Fast Quantitative Analysis of Stock Trading Points in Dual Period of DMAC


We propose a novel volatility segmentation approach to detect effective trading points from 2679 stocks of NASDAQ. The buy and sell points are derived from dual periods of DMAC based on daily and weekly periods by estimating the amplitude and interval. The proposed approach is very accurate in that only 373 stocks (out of 2679) in NASDAQ have the average rate of profit of overall buy points higher than 3% and only 193 stocks (out of 2679) in NASDAQ have the average rate of stop-loss of overall sell points higher than 3%. The volatility segmentation approach reduces the uncertainty of stock estimation in single period DMAC. This approach, however, is very computationally intensive requiring 2382.82sfor evaluating buy points and 2688.53sfor evaluating sell points. A parallel implementation using 240 cores reduced the time to 16.01s and 13.50s, respectively.
 
Related Publications

  • Y. Wei and V. Chaudhary, “Fast Quantitative Analysis of Stock Trading Points in Dual Period of DMAC”, 2015 IEEE First International Conference on Big Data Computing Service and Applications, 2015.pdf

Financial Forensic

Nowadays finance is inundated with a flurry of data that is increasing in complexity as well as in size. For example, the data covering the quotes and transactions from the major US exchanges (TAQ) grows exponentially, now at a rate of hundreds of terabytes per year. Although there are some parallel computing platforms that facilitate simple requests related to TAQ, there is nothing in place currently having the capacity to handle, more complicated things such as mergers between the TAQ and other potentially large databases.
The goal of this research project is to develop a deductive analytics platform to detect criminal activities leading to market destabilization by establishing the underpinnings of association or co-referencing for complex attributed or labeled graph structures that are derived from large heterogeneous data sources such as trading quotes, litigation releases, and public news.
To effectively cope with the extremely large financial data volumes, the dimensionality challenges, and the lack of effective research tools for large data we leverage the unique combination of data-intensive architectures from our recently granted NSF “MRI-R2: Acquisition of a Data Intensive Supercomputer (DISC) for efficient Deductive Analytics and the multidisciplinary team to innovatively solve problems in the area of financial forensics.
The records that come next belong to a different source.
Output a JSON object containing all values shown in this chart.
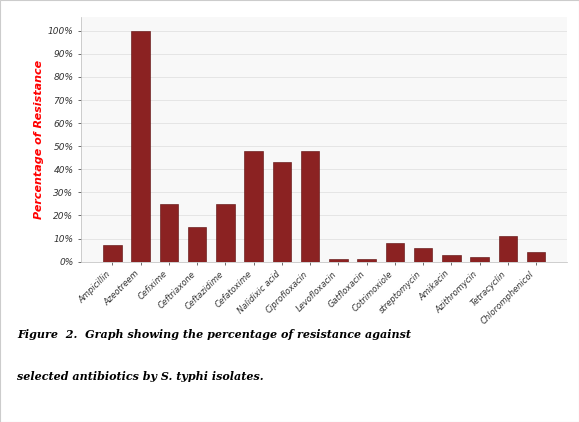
{
  "categories": [
    "Ampicillin",
    "Azeotreem",
    "Cefixime",
    "Ceftriaxone",
    "Ceftazidime",
    "Cefatoxime",
    "Nalidixic acid",
    "Ciprofloxacin",
    "Levofloxacin",
    "Gatfloxacin",
    "Cotrimoxiole",
    "streptomycin",
    "Amikacin",
    "Azithromycin",
    "Tetracyclin",
    "Chloromphenicol"
  ],
  "values": [
    7,
    100,
    25,
    15,
    25,
    48,
    43,
    48,
    1,
    1,
    8,
    6,
    3,
    2,
    11,
    4
  ],
  "bar_color": "#8B2222",
  "bar_edge_color": "#5a0a0a",
  "ylabel": "Percentage of Resistance",
  "ylabel_color": "#FF0000",
  "ytick_labels": [
    "0%",
    "10%",
    "20%",
    "30%",
    "40%",
    "50%",
    "60%",
    "70%",
    "80%",
    "90%",
    "100%"
  ],
  "ytick_values": [
    0,
    10,
    20,
    30,
    40,
    50,
    60,
    70,
    80,
    90,
    100
  ],
  "ylim": [
    0,
    106
  ],
  "bg_color": "#ffffff",
  "plot_bg_color": "#f8f8f8",
  "caption_line1": "Figure  2.  Graph showing the percentage of resistance against",
  "caption_line2": "selected antibiotics by S. typhi isolates."
}
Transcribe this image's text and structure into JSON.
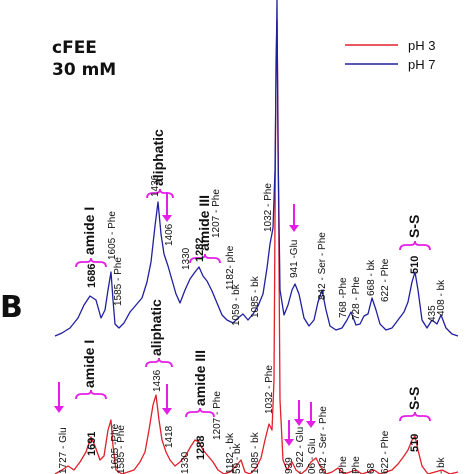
{
  "figure": {
    "header_line1": "cFEE",
    "header_line2": "30 mM",
    "panel_label": "B"
  },
  "chart_data": {
    "type": "line",
    "title": "",
    "xlabel": "",
    "ylabel": "",
    "legend_position": "top-right",
    "series": [
      {
        "name": "pH 3",
        "color": "#e0202a"
      },
      {
        "name": "pH 7",
        "color": "#2020a0"
      }
    ],
    "pH7_band_labels": [
      {
        "text": "amide I",
        "bold": true
      },
      {
        "text": "aliphatic",
        "bold": true
      },
      {
        "text": "amide III",
        "bold": true
      },
      {
        "text": "S-S",
        "bold": true
      }
    ],
    "pH7_peak_labels": [
      {
        "text": "1686",
        "bold": true
      },
      {
        "text": "1605 - Phe",
        "bold": false
      },
      {
        "text": "1585 - Phe",
        "bold": false
      },
      {
        "text": "1436",
        "bold": false
      },
      {
        "text": "1406",
        "bold": false
      },
      {
        "text": "1330",
        "bold": false
      },
      {
        "text": "1282",
        "bold": true
      },
      {
        "text": "1207 - Phe",
        "bold": false
      },
      {
        "text": "1182- phe",
        "bold": false
      },
      {
        "text": "1059 - bk",
        "bold": false
      },
      {
        "text": "1085 - bk",
        "bold": false
      },
      {
        "text": "1032 - Phe",
        "bold": false
      },
      {
        "text": "941 -Glu",
        "bold": false
      },
      {
        "text": "842 - Ser - Phe",
        "bold": false
      },
      {
        "text": "768 -Phe",
        "bold": false
      },
      {
        "text": "728 - Phe",
        "bold": false
      },
      {
        "text": "668 - bk",
        "bold": false
      },
      {
        "text": "622 - Phe",
        "bold": false
      },
      {
        "text": "510",
        "bold": true
      },
      {
        "text": "435",
        "bold": false
      },
      {
        "text": "408 - bk",
        "bold": false
      }
    ],
    "pH3_band_labels": [
      {
        "text": "amide I",
        "bold": true
      },
      {
        "text": "aliphatic",
        "bold": true
      },
      {
        "text": "amide III",
        "bold": true
      },
      {
        "text": "S-S",
        "bold": true
      }
    ],
    "pH3_peak_labels": [
      {
        "text": "1727 - Glu",
        "bold": false
      },
      {
        "text": "1691",
        "bold": true
      },
      {
        "text": "1605 -Phe",
        "bold": false
      },
      {
        "text": "1585 - Phe",
        "bold": false
      },
      {
        "text": "1436",
        "bold": false
      },
      {
        "text": "1418",
        "bold": false
      },
      {
        "text": "1330",
        "bold": false
      },
      {
        "text": "1288",
        "bold": true
      },
      {
        "text": "1207 - Phe",
        "bold": false
      },
      {
        "text": "1182 - bk",
        "bold": false
      },
      {
        "text": "59 - bk",
        "bold": false
      },
      {
        "text": "1085 - bk",
        "bold": false
      },
      {
        "text": "1032 - Phe",
        "bold": false
      },
      {
        "text": "939",
        "bold": false
      },
      {
        "text": "- 922 - Glu",
        "bold": false
      },
      {
        "text": "06 - Glu",
        "bold": false
      },
      {
        "text": "842 - Ser - Phe",
        "bold": false
      },
      {
        "text": "Phe",
        "bold": false
      },
      {
        "text": "Phe",
        "bold": false
      },
      {
        "text": "68",
        "bold": false
      },
      {
        "text": "622 - Phe",
        "bold": false
      },
      {
        "text": "510",
        "bold": true
      },
      {
        "text": "- bk",
        "bold": false
      }
    ]
  }
}
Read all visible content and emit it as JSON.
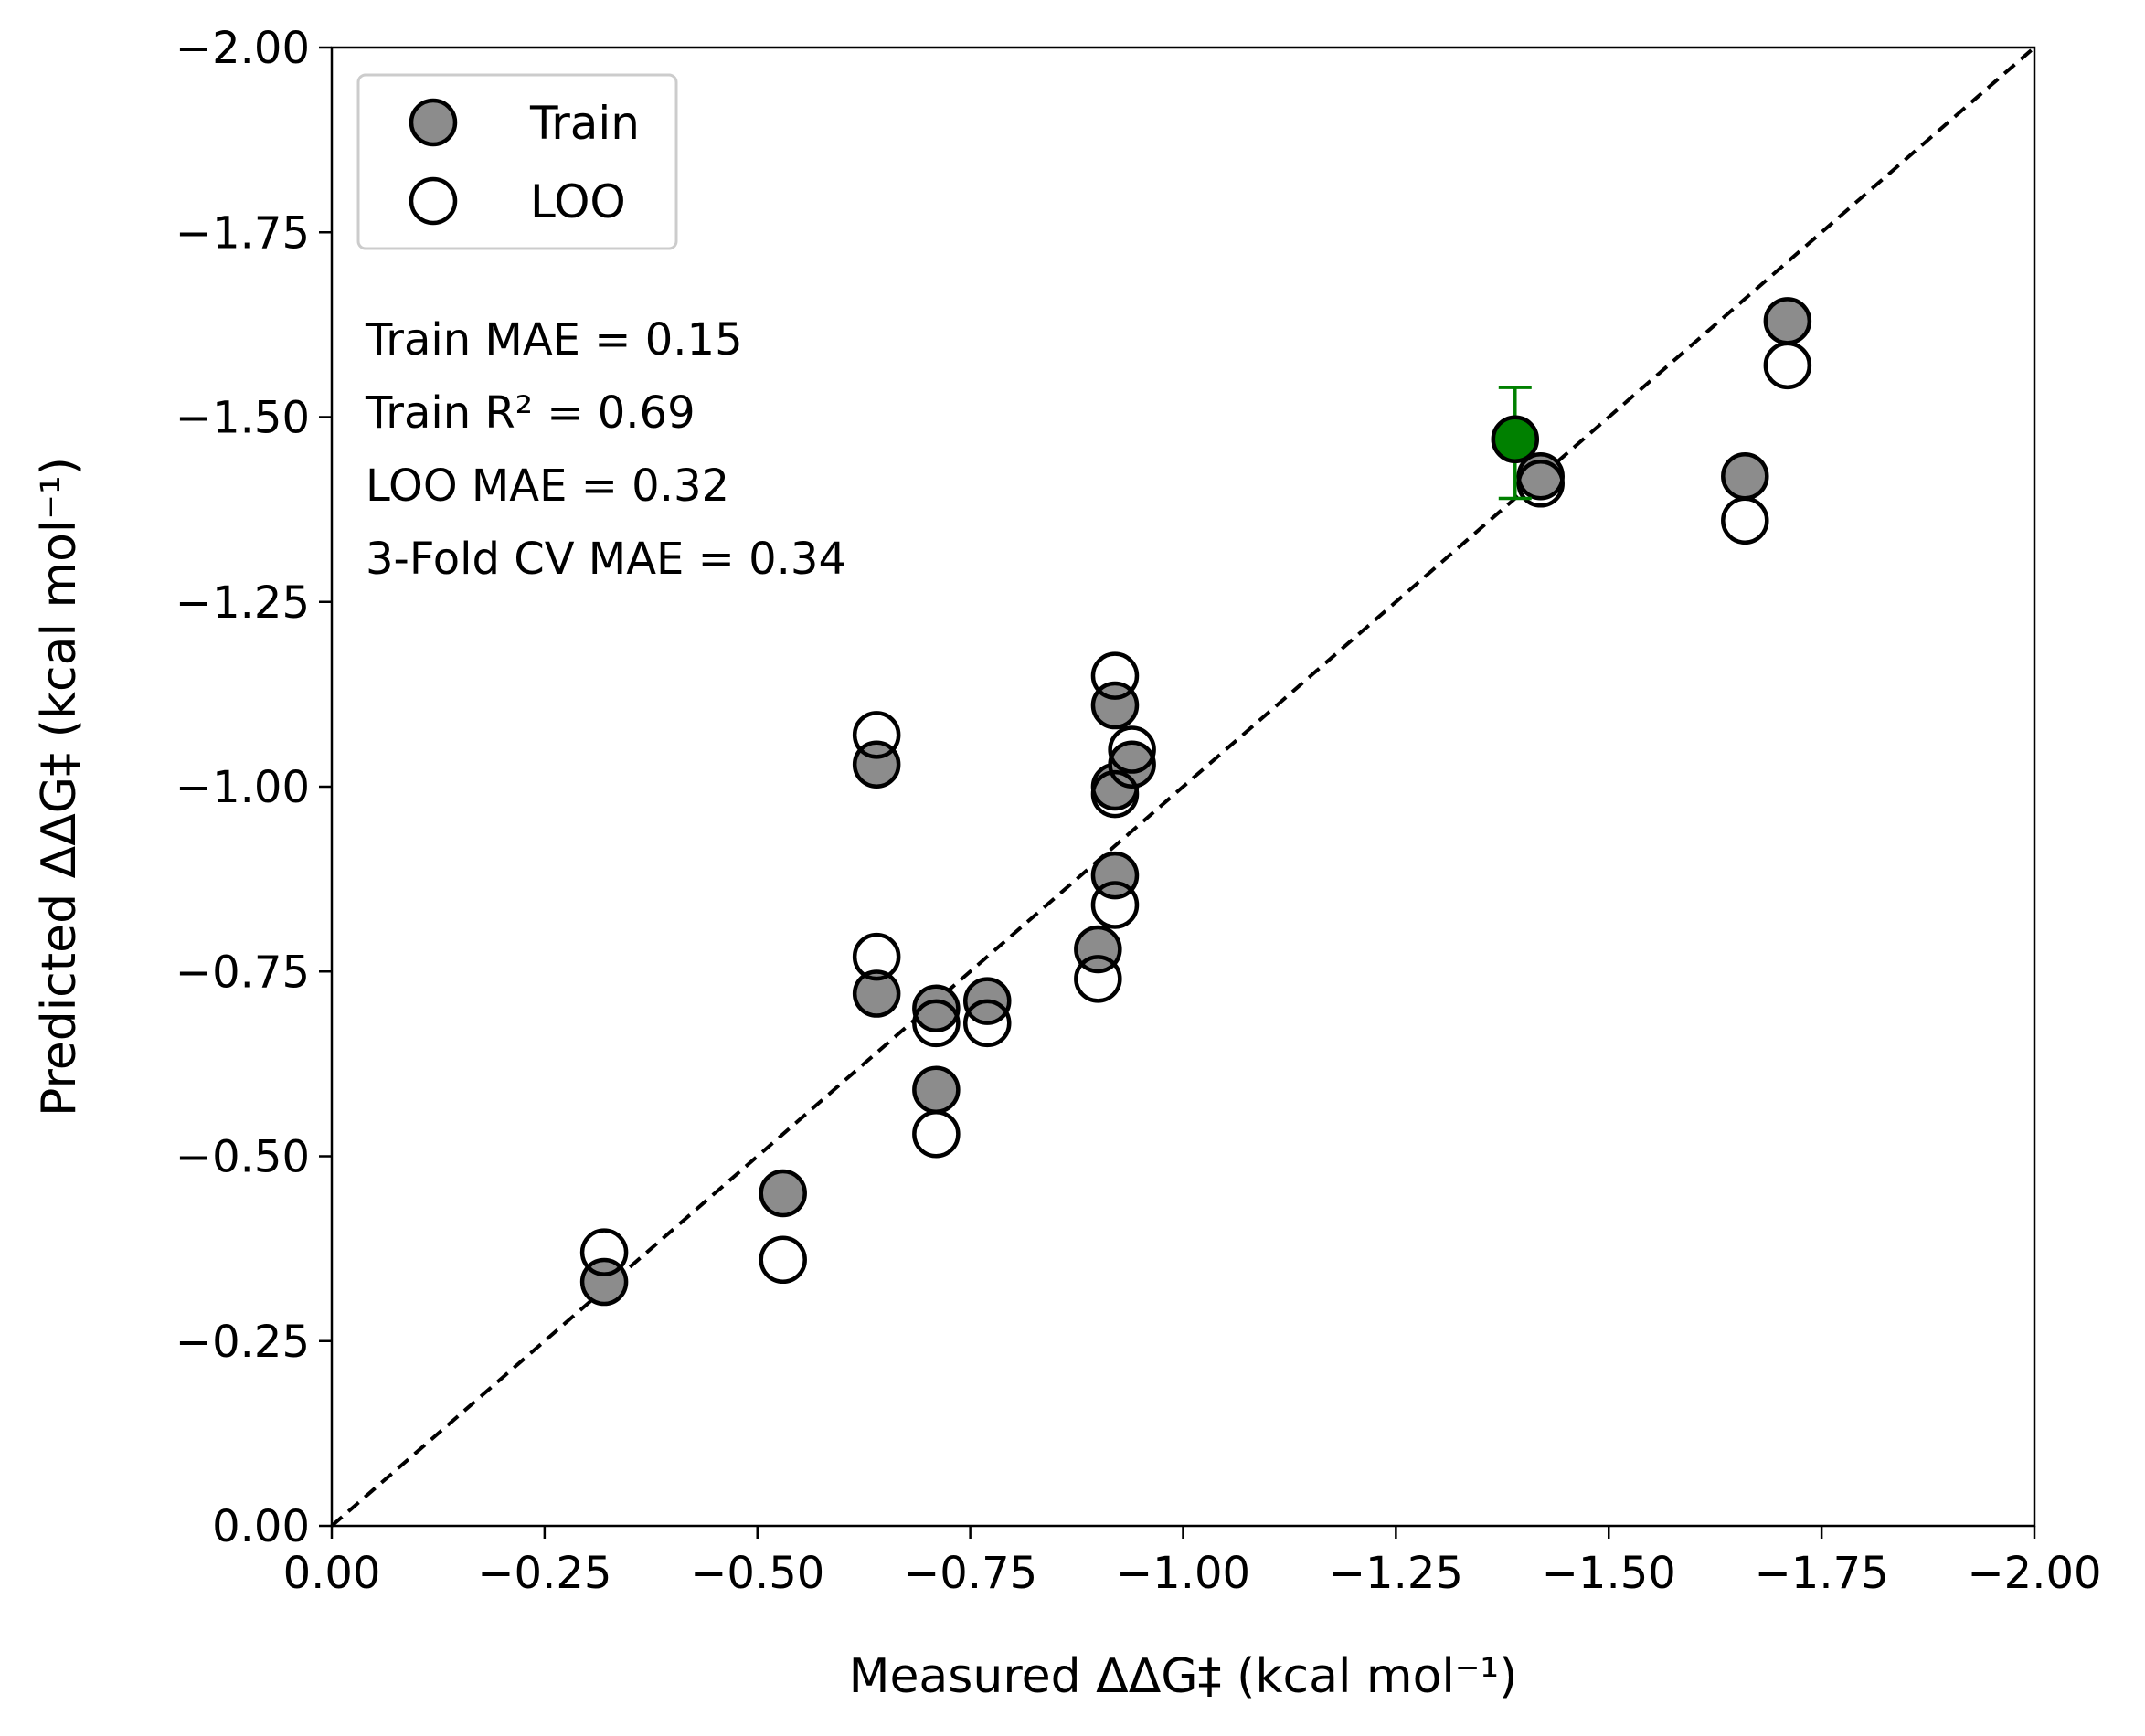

Our research methodology draws upon methods from mathematical optimization, modeling, theorem proving, algorithm design, and distributed system implementation for the data processing and association activities. We are currently working towards the accomplishment of the following five key tasks in our research: (i) Identification and Selection of relevant data sources; (ii) Extraction of propositional graphs from textual data; (iii) Incremental Correlation Association algorithms for large scale data;(iv) Graph based algorithms and Information theoretic techniques for Relationship Discovery; and (v) Scalable in-DB analytics solutions for Deductive/Inferential analysis.